The incident follows several weeks of Catholic churches in Canada being vandalized or discovered on fire. At least one incident of vandalism of St. Paul’s Co-Cathedral in Saskatoon, Saskatchewan clearly referenced the discovery of hundreds of unmarked graves at former Catholic-run residential schools for Indigenous children. Vandals spray painted the words “We were children” and made red handprints in paint on the doors on Thursday, June 24.
The number that was written on Holy Ghost church, “1323,” could have cited a June 25 article about the number of bodies that had been found in unmarked graves at the sites of former Canadian residential schools up to that point. However, the exact message remains unclear, and CNA could not confirm that the Denver vandalism was connected to the revelations in Canada.
At the site of the former Kamloops Indian Residential School in British Columbia, the remains of 215 Indigenous children were discovered on the weekend of May 22 with ground-penetrating radar. It remains unclear when or how the children died.

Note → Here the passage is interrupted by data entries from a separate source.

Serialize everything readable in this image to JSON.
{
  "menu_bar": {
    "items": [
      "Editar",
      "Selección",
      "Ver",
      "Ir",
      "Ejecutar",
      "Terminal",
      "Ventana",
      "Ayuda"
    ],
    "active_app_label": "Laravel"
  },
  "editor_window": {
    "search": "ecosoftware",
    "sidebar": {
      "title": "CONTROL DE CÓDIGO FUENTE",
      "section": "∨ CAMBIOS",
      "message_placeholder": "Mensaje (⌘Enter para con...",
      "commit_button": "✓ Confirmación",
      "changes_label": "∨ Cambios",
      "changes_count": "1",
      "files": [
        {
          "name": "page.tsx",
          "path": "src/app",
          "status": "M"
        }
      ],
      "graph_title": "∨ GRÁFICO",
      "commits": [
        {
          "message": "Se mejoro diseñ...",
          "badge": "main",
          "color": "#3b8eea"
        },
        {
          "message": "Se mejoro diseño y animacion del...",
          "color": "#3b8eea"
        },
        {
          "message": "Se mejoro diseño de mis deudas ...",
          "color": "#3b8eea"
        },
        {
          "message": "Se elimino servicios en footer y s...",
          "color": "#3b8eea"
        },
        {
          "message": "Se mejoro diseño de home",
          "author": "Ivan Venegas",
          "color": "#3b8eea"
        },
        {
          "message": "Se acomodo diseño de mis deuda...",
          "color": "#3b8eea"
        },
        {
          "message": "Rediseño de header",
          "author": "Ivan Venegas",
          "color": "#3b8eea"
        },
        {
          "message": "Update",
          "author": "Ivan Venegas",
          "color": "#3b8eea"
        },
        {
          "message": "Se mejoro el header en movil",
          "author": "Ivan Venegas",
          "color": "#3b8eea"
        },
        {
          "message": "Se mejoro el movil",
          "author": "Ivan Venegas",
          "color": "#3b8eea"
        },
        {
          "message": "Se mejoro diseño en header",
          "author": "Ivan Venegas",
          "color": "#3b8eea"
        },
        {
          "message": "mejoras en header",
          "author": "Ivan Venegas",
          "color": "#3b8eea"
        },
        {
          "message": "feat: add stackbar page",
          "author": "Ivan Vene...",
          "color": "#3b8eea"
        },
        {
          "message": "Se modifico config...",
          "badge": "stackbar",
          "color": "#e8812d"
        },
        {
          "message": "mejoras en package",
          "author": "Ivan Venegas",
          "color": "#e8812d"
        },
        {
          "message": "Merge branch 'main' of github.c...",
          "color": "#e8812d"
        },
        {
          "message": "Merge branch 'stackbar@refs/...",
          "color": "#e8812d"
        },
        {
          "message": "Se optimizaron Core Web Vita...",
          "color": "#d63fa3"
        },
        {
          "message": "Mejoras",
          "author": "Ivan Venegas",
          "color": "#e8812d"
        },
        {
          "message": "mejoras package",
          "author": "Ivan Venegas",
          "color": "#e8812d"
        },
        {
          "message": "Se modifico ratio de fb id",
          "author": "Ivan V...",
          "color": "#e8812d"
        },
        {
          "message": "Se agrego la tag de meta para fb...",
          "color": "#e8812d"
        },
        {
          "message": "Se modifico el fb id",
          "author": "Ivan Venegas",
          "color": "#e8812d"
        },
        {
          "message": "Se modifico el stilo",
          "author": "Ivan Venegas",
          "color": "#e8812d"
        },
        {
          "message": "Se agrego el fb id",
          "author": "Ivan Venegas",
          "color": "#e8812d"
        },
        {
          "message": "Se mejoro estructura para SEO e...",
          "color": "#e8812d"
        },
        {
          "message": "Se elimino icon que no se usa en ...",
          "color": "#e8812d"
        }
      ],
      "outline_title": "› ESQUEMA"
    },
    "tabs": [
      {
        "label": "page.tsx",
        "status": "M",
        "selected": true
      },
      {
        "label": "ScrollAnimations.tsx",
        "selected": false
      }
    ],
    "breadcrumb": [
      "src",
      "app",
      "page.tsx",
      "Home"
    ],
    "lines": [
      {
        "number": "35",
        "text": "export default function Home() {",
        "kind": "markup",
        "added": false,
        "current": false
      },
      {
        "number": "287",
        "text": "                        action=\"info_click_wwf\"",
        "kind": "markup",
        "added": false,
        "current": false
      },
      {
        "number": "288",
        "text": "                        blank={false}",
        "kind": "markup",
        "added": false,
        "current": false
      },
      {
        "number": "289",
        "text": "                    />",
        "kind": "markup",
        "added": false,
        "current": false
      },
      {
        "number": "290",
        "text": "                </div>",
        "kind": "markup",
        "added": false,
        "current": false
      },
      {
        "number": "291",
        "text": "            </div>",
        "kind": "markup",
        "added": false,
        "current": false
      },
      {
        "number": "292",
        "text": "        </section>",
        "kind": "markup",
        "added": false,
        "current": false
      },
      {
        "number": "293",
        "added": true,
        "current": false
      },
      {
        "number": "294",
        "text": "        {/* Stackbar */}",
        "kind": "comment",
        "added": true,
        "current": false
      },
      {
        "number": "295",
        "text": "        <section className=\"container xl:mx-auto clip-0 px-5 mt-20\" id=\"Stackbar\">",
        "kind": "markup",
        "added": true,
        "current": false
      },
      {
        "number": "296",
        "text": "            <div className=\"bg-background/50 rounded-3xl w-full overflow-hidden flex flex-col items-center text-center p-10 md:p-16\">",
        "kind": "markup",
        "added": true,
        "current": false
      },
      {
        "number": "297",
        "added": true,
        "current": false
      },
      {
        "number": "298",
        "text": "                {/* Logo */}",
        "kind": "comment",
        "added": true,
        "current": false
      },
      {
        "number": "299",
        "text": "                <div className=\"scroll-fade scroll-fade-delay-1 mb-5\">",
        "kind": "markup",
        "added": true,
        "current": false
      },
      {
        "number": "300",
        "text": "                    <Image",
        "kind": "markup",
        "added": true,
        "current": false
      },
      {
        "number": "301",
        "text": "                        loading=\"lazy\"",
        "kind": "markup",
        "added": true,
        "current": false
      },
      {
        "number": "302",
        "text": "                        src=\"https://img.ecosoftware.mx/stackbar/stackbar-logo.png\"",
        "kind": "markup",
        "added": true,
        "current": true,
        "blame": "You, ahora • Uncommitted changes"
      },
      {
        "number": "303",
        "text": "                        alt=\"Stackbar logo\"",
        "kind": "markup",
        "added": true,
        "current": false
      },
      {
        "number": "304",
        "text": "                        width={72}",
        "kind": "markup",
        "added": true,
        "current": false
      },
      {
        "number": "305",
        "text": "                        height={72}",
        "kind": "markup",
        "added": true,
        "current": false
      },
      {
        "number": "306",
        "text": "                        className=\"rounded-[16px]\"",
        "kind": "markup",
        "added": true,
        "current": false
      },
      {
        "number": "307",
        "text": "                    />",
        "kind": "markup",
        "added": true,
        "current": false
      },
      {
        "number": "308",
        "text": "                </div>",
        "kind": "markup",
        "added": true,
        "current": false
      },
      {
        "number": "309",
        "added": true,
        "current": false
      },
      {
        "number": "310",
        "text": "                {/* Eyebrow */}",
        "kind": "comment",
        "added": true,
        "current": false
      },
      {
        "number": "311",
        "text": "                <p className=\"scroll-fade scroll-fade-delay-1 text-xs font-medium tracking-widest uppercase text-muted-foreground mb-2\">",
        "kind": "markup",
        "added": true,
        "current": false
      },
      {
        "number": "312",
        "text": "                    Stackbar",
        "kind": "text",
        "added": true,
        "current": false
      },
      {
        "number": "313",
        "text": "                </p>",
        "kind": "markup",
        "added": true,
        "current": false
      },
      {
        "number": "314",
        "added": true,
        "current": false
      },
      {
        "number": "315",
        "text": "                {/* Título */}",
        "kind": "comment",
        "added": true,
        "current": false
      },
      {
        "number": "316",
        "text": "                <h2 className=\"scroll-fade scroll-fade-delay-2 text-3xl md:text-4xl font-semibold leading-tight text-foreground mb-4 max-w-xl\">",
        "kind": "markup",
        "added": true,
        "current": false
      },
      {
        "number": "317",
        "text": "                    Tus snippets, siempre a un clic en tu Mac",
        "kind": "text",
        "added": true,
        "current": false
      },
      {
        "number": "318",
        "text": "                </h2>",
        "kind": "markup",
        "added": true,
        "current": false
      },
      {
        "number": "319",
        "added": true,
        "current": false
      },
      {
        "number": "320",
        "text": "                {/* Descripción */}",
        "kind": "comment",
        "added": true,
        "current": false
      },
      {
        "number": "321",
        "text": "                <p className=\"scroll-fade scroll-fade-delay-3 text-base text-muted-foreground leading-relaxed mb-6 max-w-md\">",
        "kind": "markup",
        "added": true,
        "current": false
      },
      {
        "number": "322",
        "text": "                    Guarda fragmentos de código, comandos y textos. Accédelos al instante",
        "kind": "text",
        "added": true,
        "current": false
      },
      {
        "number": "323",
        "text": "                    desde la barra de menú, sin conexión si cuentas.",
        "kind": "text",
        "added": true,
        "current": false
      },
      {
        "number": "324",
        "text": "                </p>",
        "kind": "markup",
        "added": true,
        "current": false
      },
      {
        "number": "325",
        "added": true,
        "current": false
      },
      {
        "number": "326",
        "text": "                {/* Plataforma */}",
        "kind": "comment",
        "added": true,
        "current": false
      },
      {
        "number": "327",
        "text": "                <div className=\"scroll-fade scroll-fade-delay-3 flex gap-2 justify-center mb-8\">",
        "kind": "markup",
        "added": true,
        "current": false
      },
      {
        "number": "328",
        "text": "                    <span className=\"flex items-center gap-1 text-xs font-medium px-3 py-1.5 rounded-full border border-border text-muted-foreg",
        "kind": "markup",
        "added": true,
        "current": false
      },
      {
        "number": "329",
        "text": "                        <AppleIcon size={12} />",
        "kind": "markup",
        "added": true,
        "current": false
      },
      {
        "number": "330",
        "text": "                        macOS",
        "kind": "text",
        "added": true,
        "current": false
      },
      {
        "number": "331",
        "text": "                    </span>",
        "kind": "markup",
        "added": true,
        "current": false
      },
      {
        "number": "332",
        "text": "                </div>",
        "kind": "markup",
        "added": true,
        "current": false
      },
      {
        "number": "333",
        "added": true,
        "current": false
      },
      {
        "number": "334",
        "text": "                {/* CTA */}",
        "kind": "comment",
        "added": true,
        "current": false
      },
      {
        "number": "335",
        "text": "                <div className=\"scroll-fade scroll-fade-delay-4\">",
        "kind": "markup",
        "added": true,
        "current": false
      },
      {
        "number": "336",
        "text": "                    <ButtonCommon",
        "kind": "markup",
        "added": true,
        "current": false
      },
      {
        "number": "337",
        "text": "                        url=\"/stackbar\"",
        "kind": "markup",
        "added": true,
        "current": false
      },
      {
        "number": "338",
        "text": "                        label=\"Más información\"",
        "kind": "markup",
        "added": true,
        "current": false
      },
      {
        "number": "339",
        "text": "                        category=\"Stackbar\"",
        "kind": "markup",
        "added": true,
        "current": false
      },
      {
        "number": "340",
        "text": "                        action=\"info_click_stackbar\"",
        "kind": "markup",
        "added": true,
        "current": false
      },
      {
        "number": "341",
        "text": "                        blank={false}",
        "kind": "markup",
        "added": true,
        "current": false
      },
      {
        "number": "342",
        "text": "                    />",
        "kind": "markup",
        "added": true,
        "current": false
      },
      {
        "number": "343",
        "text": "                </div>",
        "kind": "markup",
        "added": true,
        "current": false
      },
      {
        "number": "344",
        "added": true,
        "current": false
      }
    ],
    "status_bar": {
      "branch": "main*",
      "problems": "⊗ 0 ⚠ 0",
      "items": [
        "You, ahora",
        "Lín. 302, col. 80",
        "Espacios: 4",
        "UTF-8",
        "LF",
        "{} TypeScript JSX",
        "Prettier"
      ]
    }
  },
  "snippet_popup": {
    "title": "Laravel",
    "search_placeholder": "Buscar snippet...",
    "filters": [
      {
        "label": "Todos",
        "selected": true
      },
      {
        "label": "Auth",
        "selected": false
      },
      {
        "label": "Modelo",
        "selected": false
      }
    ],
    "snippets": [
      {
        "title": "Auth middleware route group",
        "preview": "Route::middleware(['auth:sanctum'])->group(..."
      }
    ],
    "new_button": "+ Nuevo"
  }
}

Vandalism of churches has continued apace in Canada after a June 24 announcement that more than 750 unmarked graves were discovered at the site of a former residential school on Cowessess First Nation land in Saskatchewan. Leaders emphasized that the discovery was of unmarked graves, and not a “mass grave site.”
On June 21, two Catholic churches on tribal lands in British Columbia burned down, and on June 26, two more Catholic churches on tribal lands burned down; police called the fires “suspicious.” On June 28, another Catholic church on tribal land in Alberta was discovered on fire; according to a preliminary investigation by police, that fire was believed to be deliberately set, the CBC reported.
On June 24 in Mississauga, Ontario, a church was spray painted with anti-Catholic rhetoric. The graffiti was removed shortly after it was discovered.